For newer versions of Blender, Split, the ability to separate elements whilst maintaining their local relationship, is now a ‘mesh’ function and has been moved from the Vertex menu to the Mesh menu when Edit Mode is active (whilst editing a mesh object) – Split is essentially no longer specifically associated with breaking vertices.
Design note: although similar Split differs from Separate, which would detach the same selection into a completely independent and editable object (would require specific selection before being edited).
Being selection based, Split is a function of Edit Mode (Tab) so breaking something from adjoining elements requires a selection be made as a single or group of vertices, edges, faces or combination therein (in Vertex, Edge or Face selection mode). Once this is done, in the 3D View click Mesh then Split – Mesh » Split – or press Y to immediately affect the mesh.

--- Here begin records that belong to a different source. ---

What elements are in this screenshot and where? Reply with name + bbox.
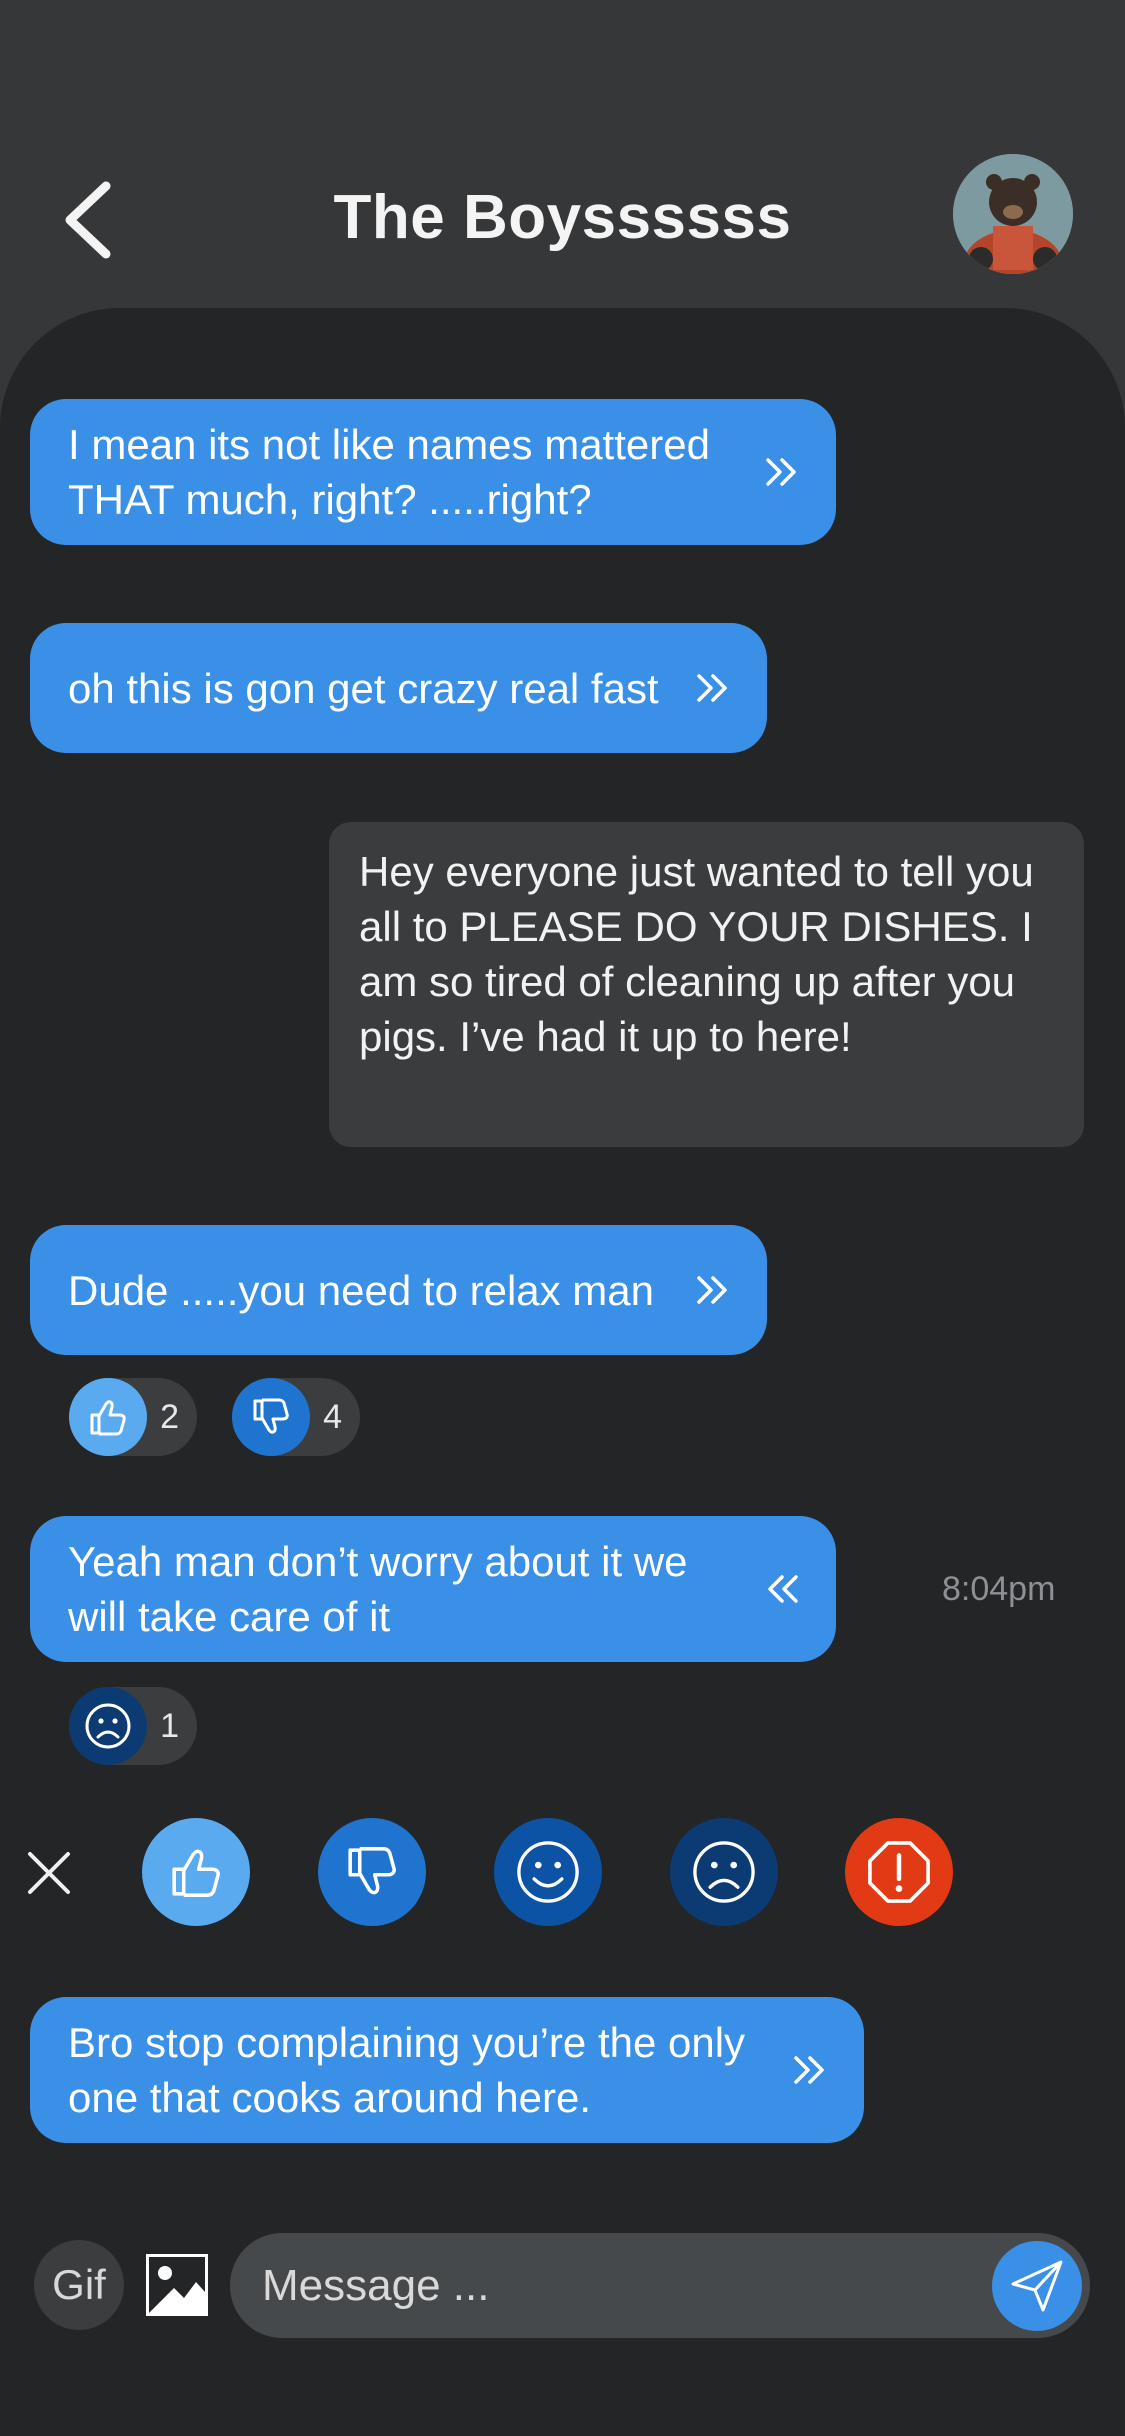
thumbs-down-icon: [348, 1847, 396, 1895]
thumbs-up-icon: [172, 1849, 220, 1897]
reaction-count: 4: [323, 1398, 342, 1436]
reaction-dislike[interactable]: 4: [232, 1378, 360, 1456]
message-bubble-incoming[interactable]: I mean its not like names mattered THAT …: [30, 399, 836, 545]
send-button[interactable]: [992, 2241, 1082, 2331]
message-placeholder: Message ...: [262, 2261, 490, 2310]
message-bubble-incoming[interactable]: Bro stop complaining you’re the only one…: [30, 1997, 864, 2143]
react-smile-button[interactable]: [494, 1818, 602, 1926]
double-chevron-right-icon[interactable]: [691, 666, 735, 710]
sad-face-icon: [693, 1841, 755, 1903]
react-like-button[interactable]: [142, 1818, 250, 1926]
message-text: Dude .....you need to relax man: [68, 1266, 655, 1314]
message-input[interactable]: Message ...: [230, 2233, 1090, 2338]
message-bubble-incoming[interactable]: Yeah man don’t worry about it we will ta…: [30, 1516, 836, 1662]
sad-face-icon: [69, 1687, 147, 1765]
image-icon: [146, 2254, 208, 2316]
message-text: Bro stop complaining you’re the only one…: [68, 2019, 746, 2121]
react-sad-button[interactable]: [670, 1818, 778, 1926]
message-bubble-incoming[interactable]: Dude .....you need to relax man: [30, 1225, 767, 1355]
avatar-image: [953, 154, 1073, 274]
close-icon: [28, 1852, 70, 1894]
react-dislike-button[interactable]: [318, 1818, 426, 1926]
reaction-like[interactable]: 2: [69, 1378, 197, 1456]
message-text: I mean its not like names mattered THAT …: [68, 421, 710, 523]
image-button[interactable]: [144, 2252, 210, 2318]
avatar[interactable]: [953, 154, 1073, 274]
double-chevron-right-icon[interactable]: [760, 450, 804, 494]
reaction-sad[interactable]: 1: [69, 1687, 197, 1765]
alert-icon: [868, 1841, 930, 1903]
thumbs-up-icon: [69, 1378, 147, 1456]
thumbs-down-icon: [232, 1378, 310, 1456]
double-chevron-right-icon[interactable]: [691, 1268, 735, 1312]
close-reactions-button[interactable]: [24, 1848, 74, 1898]
chat-header: The Boyssssss: [0, 0, 1125, 330]
double-chevron-left-icon[interactable]: [760, 1567, 804, 1611]
reaction-count: 2: [160, 1398, 179, 1436]
smile-face-icon: [517, 1841, 579, 1903]
message-text: oh this is gon get crazy real fast: [68, 664, 659, 712]
reaction-count: 1: [160, 1707, 179, 1745]
send-icon: [1011, 2260, 1063, 2312]
message-timestamp: 8:04pm: [942, 1570, 1056, 1608]
double-chevron-right-icon[interactable]: [788, 2048, 832, 2092]
message-text: Hey everyone just wanted to tell you all…: [359, 848, 1034, 1060]
message-text: Yeah man don’t worry about it we will ta…: [68, 1538, 688, 1640]
react-report-button[interactable]: [845, 1818, 953, 1926]
message-bubble-outgoing[interactable]: Hey everyone just wanted to tell you all…: [329, 822, 1084, 1147]
gif-button[interactable]: Gif: [34, 2240, 124, 2330]
message-bubble-incoming[interactable]: oh this is gon get crazy real fast: [30, 623, 767, 753]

Design note: using the shortcut key in this instance immediately splits the mesh rather than opening a quick access menu as other operations might do.
Split and Smoothing
Depending on the appearance of the mesh, once a selection has been split it may change the way the object shades in response to lighting (the scenes default 3-point system or manually placed lighting) because splitting surfaces in this way breaks surface continuity, a cube with a single split face would then have two shading groups, the original assigned to the overall (whole) object, and another attributed to the split selection. As a consequence of this behaviour Split can be used as a way to forcibly control Smooth Shading (smoothing groups) which might be otherwise ignored.
Design note: ordinarily Smoothing would be controlled using an Edge Split modifier or Auto Smooth (both in combination with edges being marked Sharp), but there are some circumstances where it has to be forced, for example to ensure edges are split when exported for game engine use.
Splitting a selection using Mesh » Split.